Daily Mail editor Paul Dacre has said he trusted his instincts over the newspaper’s now famous “Murderers” front page naming the five men accused of killing teenager Stephen Lawrence in 1997.
However, Dacre admitted he would “probably not” have run the contentious splash if he had not personally known the murdered youth’s father, who did plastering work on his house.
Lawrence was stabbed to death by a gang of white men in a racially-motivated attack in April 1993 in south east London.
Four years later, after failed attempts to prosecute the suspects, an inquest was held in which they refused to answer any questions, repeatedly saying: “On my solicitor’s advice, I exercise my right to remain silent.”
The coroner recorded a verdict of “unlawful killing” on 13 February 1997 and, that night, Dacre made the decision to publish what he called a “pretty cataclysmic” front page for the following day’s edition.
Speaking to the BBC for its Stephen: The Murder that Changed a Nation documentary, which aired last night, Dacre explained that he had had lunch that day with Sir Paul Conlon, then Commissioner of the Metropolitan Police, and the Lawrence case came up.
He said: “I remember him saying that he’d bet his life the five suspects were as guilty as sin.
“The tragedy was the police couldn’t get the evidence necessary, the CPS [Crown Prosecution Service] wouldn’t back them in a prosecution. But he was absolutely certain they were guilty.”

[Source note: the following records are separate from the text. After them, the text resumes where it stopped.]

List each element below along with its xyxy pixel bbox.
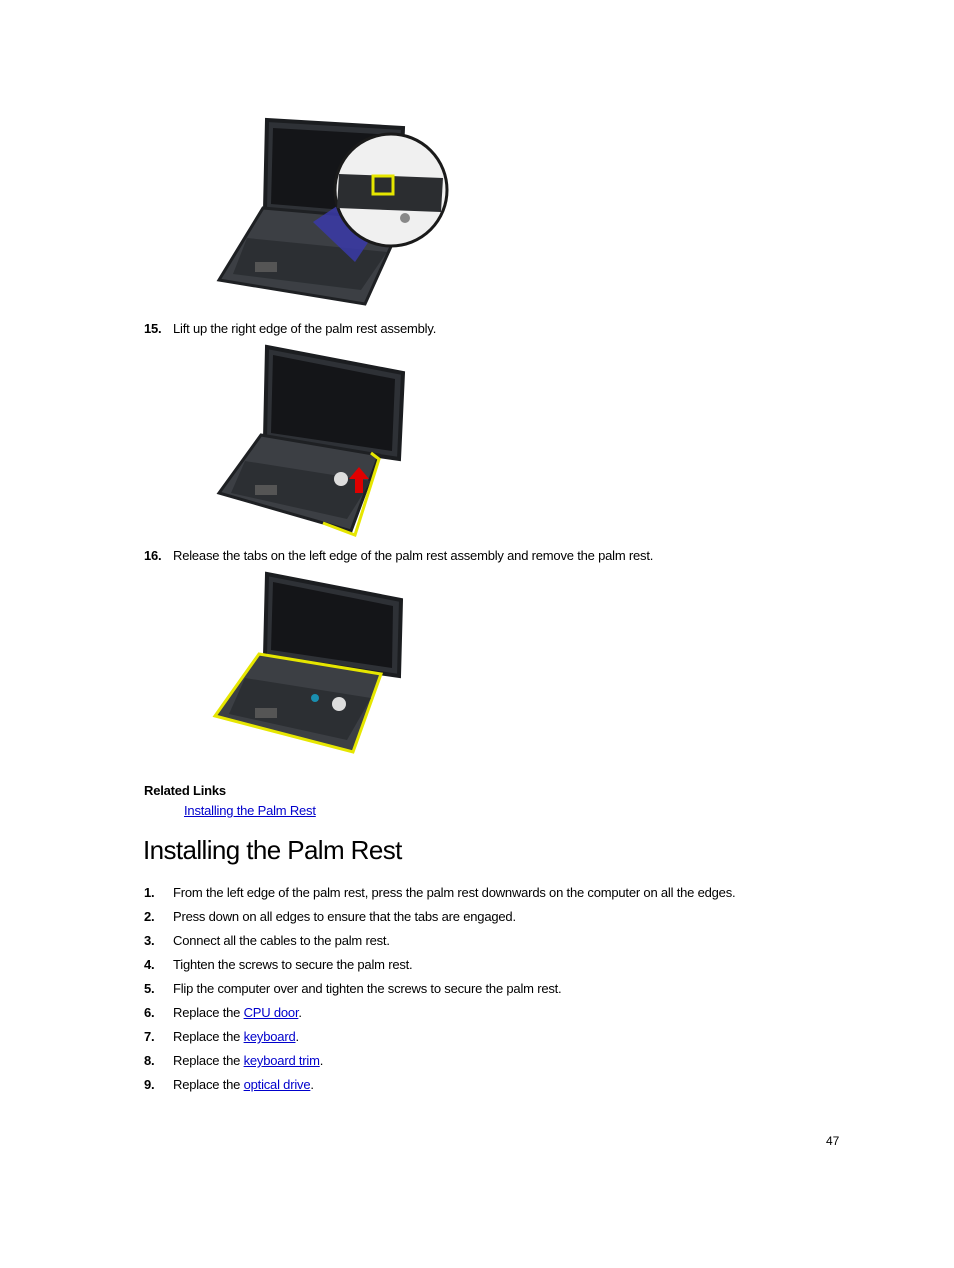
step-number: 5. bbox=[144, 981, 155, 996]
step-text: Lift up the right edge of the palm rest assembly. bbox=[173, 321, 437, 336]
installing-palm-rest-link[interactable]: Installing the Palm Rest bbox=[184, 803, 316, 818]
step-text: Tighten the screws to secure the palm rest. bbox=[173, 957, 413, 972]
step-number: 16. bbox=[144, 548, 162, 563]
step-text: Release the tabs on the left edge of the palm rest assembly and remove the palm rest. bbox=[173, 548, 654, 563]
step-text bbox=[173, 1077, 314, 1093]
step-text-prefix: Replace the bbox=[173, 1029, 244, 1044]
related-link-installing-palm-rest[interactable] bbox=[184, 803, 316, 818]
palm-rest-lift-right-edge-image bbox=[175, 343, 465, 543]
section-title: Installing the Palm Rest bbox=[143, 835, 402, 865]
step-number: 7. bbox=[144, 1029, 155, 1044]
step-text-suffix: . bbox=[319, 1053, 324, 1068]
step-text-suffix: . bbox=[298, 1005, 302, 1020]
keyboard-link[interactable]: keyboard bbox=[243, 1029, 296, 1044]
palm-rest-removal-image bbox=[175, 570, 465, 765]
step-text bbox=[173, 1005, 302, 1021]
step-number: 8. bbox=[144, 1053, 155, 1068]
step-text-prefix: Replace the bbox=[173, 1077, 244, 1092]
step-text: Press down on all edges to ensure that the tabs are engaged. bbox=[173, 909, 516, 924]
step-text bbox=[173, 1029, 299, 1045]
step-number: 2. bbox=[144, 909, 155, 924]
step-text-prefix: Replace the bbox=[173, 1005, 244, 1020]
step-number: 15. bbox=[144, 321, 162, 336]
step-number: 3. bbox=[144, 933, 155, 948]
palm-rest-screw-callout-image bbox=[175, 112, 465, 312]
step-text: From the left edge of the palm rest, press the palm rest downwards on the computer on all the edges. bbox=[173, 885, 736, 900]
related-links-title: Related Links bbox=[144, 783, 226, 798]
step-text-suffix: . bbox=[295, 1029, 299, 1044]
step-number: 6. bbox=[144, 1005, 155, 1020]
step-text bbox=[173, 1053, 323, 1069]
cpu-door-link[interactable]: CPU door bbox=[243, 1005, 299, 1020]
step-text-suffix: . bbox=[310, 1077, 314, 1092]
step-number: 9. bbox=[144, 1077, 155, 1092]
keyboard-trim-link[interactable]: keyboard trim bbox=[243, 1053, 320, 1068]
page-number: 47 bbox=[826, 1134, 840, 1148]
step-text: Connect all the cables to the palm rest. bbox=[173, 933, 390, 948]
step-text-prefix: Replace the bbox=[173, 1053, 244, 1068]
step-number: 1. bbox=[144, 885, 155, 900]
step-text: Flip the computer over and tighten the screws to secure the palm rest. bbox=[173, 981, 562, 996]
step-number: 4. bbox=[144, 957, 155, 972]
optical-drive-link[interactable]: optical drive bbox=[243, 1077, 311, 1092]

Dacre said he “thought nothing more of it” but when he saw the Nine O’Clock News that night, images of the five suspects at the inquest were shown.
“These guys were taking the piss out of British justice,” he said, explaining why he made the last-minute decision to change the front page.
He said he picked up a layout pad, wrote and underlined the word “murderers” and added the now famous sub-deck: “The Mail accuses these men of killing. If we are wrong, let them sue us.”
Below were the photos and names of the five suspects – two of which, Gary Dobson and David Norris, were since convicted and jailed for life in 2012.
Revealing the reaction in the newsroom, Dacre said: “There was a kind of deathly silence on the back bench, some nervous titters, someone joked: ‘What about libel?’.
Dacre admitted libel was a risk, but added: “Bear in mind this was now about 9.10pm and if you haven’t worked on newspapers you don’t understand the sheer tyranny of the clock to get that last page to the printers by 9.45pm.”
Dacre said he discussed his proposed front page with a lawyer at 9.10pm and then had a 20-minute conversation with his deputy about it, describing the atmosphere as a “huge tension”.
“We were doing something pretty cataclysmic,” he said. “But you trust your instincts, you go with what you believe is right.”
However, Dacre said he may not have felt the same if he had not previously met Neville Lawrence, Stephen’s father.
He said: “Yes I’m a human being, I knew the man, he was clearly a very decent, very hard-working man. Would the Mail have still done that headline without that knowledge? Probably not.”
The next morning, Dacre said, the “s-h-i-t hit the fan” as critics accused the paper of interfering with justice.
Imran Khan, who was representing the Lawrence family, had mixed feelings about the splash, telling the BBC: “It’s a national newspaper, read by millions, read by politicians. It’s arrived into the houses [of people] that have never understood or experienced racism.
“I can’t deny that there was a mischievous grin on my face when that was said, but also a sense of unease.”
Michael Mansfield QC, also on the legal team, was less favourable.
“Strictly speaking as a lawyer I found that difficult,” he said. “The day in which we live in a society when the Daily Mail adjudicates on guilt or innocence I think is a sad day.”
But Doreen Lawrence, Stephen’s mother, credited the Mail with making people understand the miscarriage of justice she believed had taken place.
“What the coroner’s court has done is to prove that Stephen was murdered unprovoked,” she said at the time. “And what the press have done is highlight that even more so and make it come home to people.”
The front page is widely seen as having put pressure on authorities to act, leading to the Macpherson Inquiry into the police investigation into Lawrence’s murder.
Jack Straw, Home Secretary between 1997 and 2001, told the BBC that the Mail’s splash had helped him push for the inquiry to be set up.
He said: “That helped to change the politics of this quite dramatically because by virtue of the fact it was the Mail and not a left-ish paper, it made space for me to then push for an inquiry.”